The Family Acceptance Project in California has researched the impact of family support on gay, lesbian, bisexual, transgender and queer children, teens and adults. One startling statistic is the rate of suicide attempts for LGBTQ youth who receive rejection from their families.

Youth who experienced highly rejecting behaviors from their family were eight times more likely to attempt suicide than those who experienced love and acceptance from their parents and caregivers. Even a small bit of change can make a tremendous difference in the mental health of our youth. For youth who experienced moderate rejection (some negativity, but also some positive support), the research group found those LGBTQ youth were only twice as likely to attempt suicide.

We can help our kids by making sure we are creating moments of inclusion in our families and social networks. Our kids are listening and absorbing what we do, say or not say when a gay joke is told in our presence, a transgender person is misidentified, or a person is belittled because of who they are or how they dress.

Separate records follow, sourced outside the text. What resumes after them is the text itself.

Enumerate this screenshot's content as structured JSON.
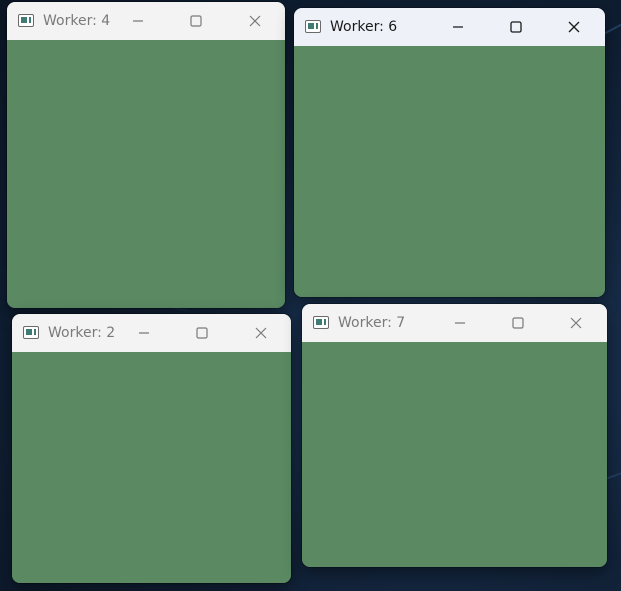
{
  "desktop": {
    "background_color": "#13253d",
    "accent_color": "#5aa0e6"
  },
  "windows": [
    {
      "title": "Worker: 4",
      "state": "inactive",
      "client_color": "#5a8962"
    },
    {
      "title": "Worker: 6",
      "state": "active",
      "client_color": "#5a8962"
    },
    {
      "title": "Worker: 2",
      "state": "inactive",
      "client_color": "#5a8962"
    },
    {
      "title": "Worker: 7",
      "state": "inactive",
      "client_color": "#5a8962"
    }
  ],
  "icons": {
    "app": "app-window-icon",
    "minimize": "minimize-icon",
    "maximize": "maximize-icon",
    "close": "close-icon"
  }
}
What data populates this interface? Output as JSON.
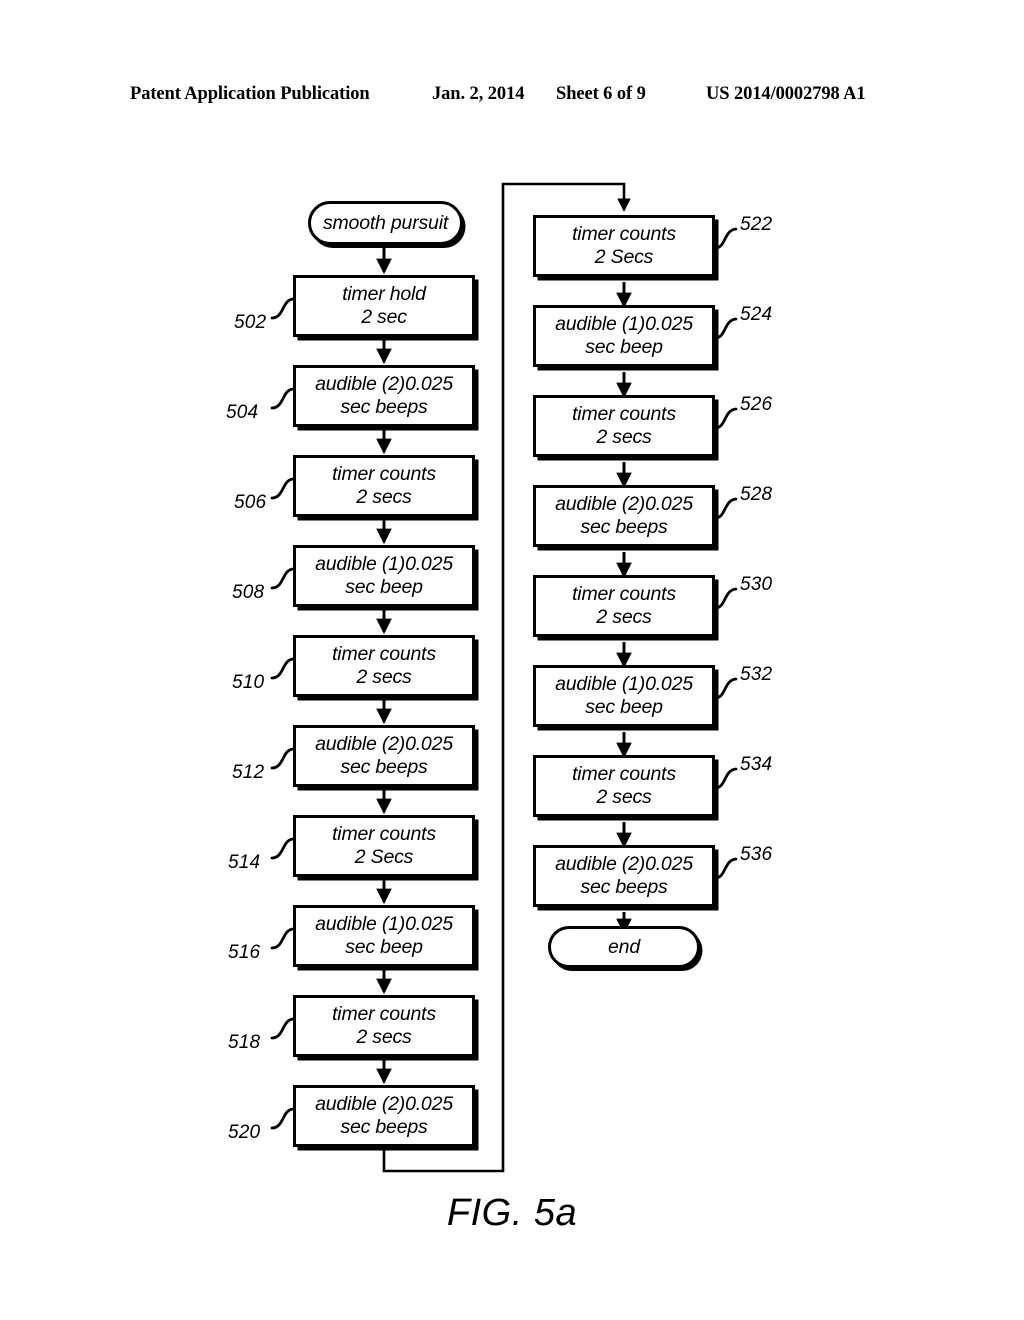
{
  "header": {
    "publication": "Patent Application Publication",
    "date": "Jan. 2, 2014",
    "sheet": "Sheet 6 of 9",
    "patent_number": "US 2014/0002798 A1"
  },
  "figure": {
    "caption": "FIG. 5a",
    "colors": {
      "ink": "#000000",
      "paper": "#ffffff"
    },
    "start_node": {
      "ref": "",
      "lines": [
        "smooth pursuit"
      ]
    },
    "end_node": {
      "ref": "",
      "lines": [
        "end"
      ]
    },
    "left_column": [
      {
        "ref": "502",
        "lines": [
          "timer hold",
          "2 sec"
        ]
      },
      {
        "ref": "504",
        "lines": [
          "audible (2)0.025",
          "sec beeps"
        ]
      },
      {
        "ref": "506",
        "lines": [
          "timer counts",
          "2 secs"
        ]
      },
      {
        "ref": "508",
        "lines": [
          "audible (1)0.025",
          "sec beep"
        ]
      },
      {
        "ref": "510",
        "lines": [
          "timer counts",
          "2 secs"
        ]
      },
      {
        "ref": "512",
        "lines": [
          "audible (2)0.025",
          "sec beeps"
        ]
      },
      {
        "ref": "514",
        "lines": [
          "timer counts",
          "2 Secs"
        ]
      },
      {
        "ref": "516",
        "lines": [
          "audible (1)0.025",
          "sec beep"
        ]
      },
      {
        "ref": "518",
        "lines": [
          "timer counts",
          "2 secs"
        ]
      },
      {
        "ref": "520",
        "lines": [
          "audible (2)0.025",
          "sec beeps"
        ]
      }
    ],
    "right_column": [
      {
        "ref": "522",
        "lines": [
          "timer counts",
          "2 Secs"
        ]
      },
      {
        "ref": "524",
        "lines": [
          "audible (1)0.025",
          "sec beep"
        ]
      },
      {
        "ref": "526",
        "lines": [
          "timer counts",
          "2 secs"
        ]
      },
      {
        "ref": "528",
        "lines": [
          "audible (2)0.025",
          "sec beeps"
        ]
      },
      {
        "ref": "530",
        "lines": [
          "timer counts",
          "2 secs"
        ]
      },
      {
        "ref": "532",
        "lines": [
          "audible (1)0.025",
          "sec beep"
        ]
      },
      {
        "ref": "534",
        "lines": [
          "timer counts",
          "2 secs"
        ]
      },
      {
        "ref": "536",
        "lines": [
          "audible (2)0.025",
          "sec beeps"
        ]
      }
    ]
  }
}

We might not always know how a person identifies or what our child is going through, but creating environments where we prioritize tolerance and kindness is a great way to build a stronger foundation of trust and acceptance in your family.

Encourage acceptance

Gender roles and stereotypes begin early, and as parents, we often perpetuate them unwittingly. Baby girls are often given pink dresses and dolls; baby boys are usually given blue overalls and trucks. Often, we don't even think about it.

To better help our kids, we can encourage them at a young age to pursue their own interests – whether it be dolls or trucks, puzzles or games – and choose their own "play" clothes. The more children feel empowered to make their own choices, the more likely they will come to you later if they have questions.

As parents, you can role-model acceptance of people's differences by what you do and say – and what you don't do or say. For example, when someone makes a comment about a person's looks or sexuality, do you just laugh it off or do you say it was inappropriate? Does your answer depend on who you are with? Your kids are also dealing with these sensitive issues. Ask them what they would do or say if they were being teased. What if they witnessed a friend getting teased, or a classmate they don't know very well? It's human nature to have a range of feelings depending on how closely a situation impacts us. We can teach our kids to be compassionate, when it's appropriate to get involved, and when to ask an adult for help.

Conversations about gender and sexuality change over time, which is why this talk cannot be done only once. A conversation with a 5-year-old will be very different than that with a 15-year-old. Luckily, there are helpful resources (some listed below) to assist parents in how to navigate developmentally appropriate conversations with your children.

By building a foundation of love and acceptance with your child early in their lives, you will help them gain a strong and positive sense-of-self. Through teaching and modeling acceptance for LGBTQ identities, you also help your child become a positive agent for change in our world.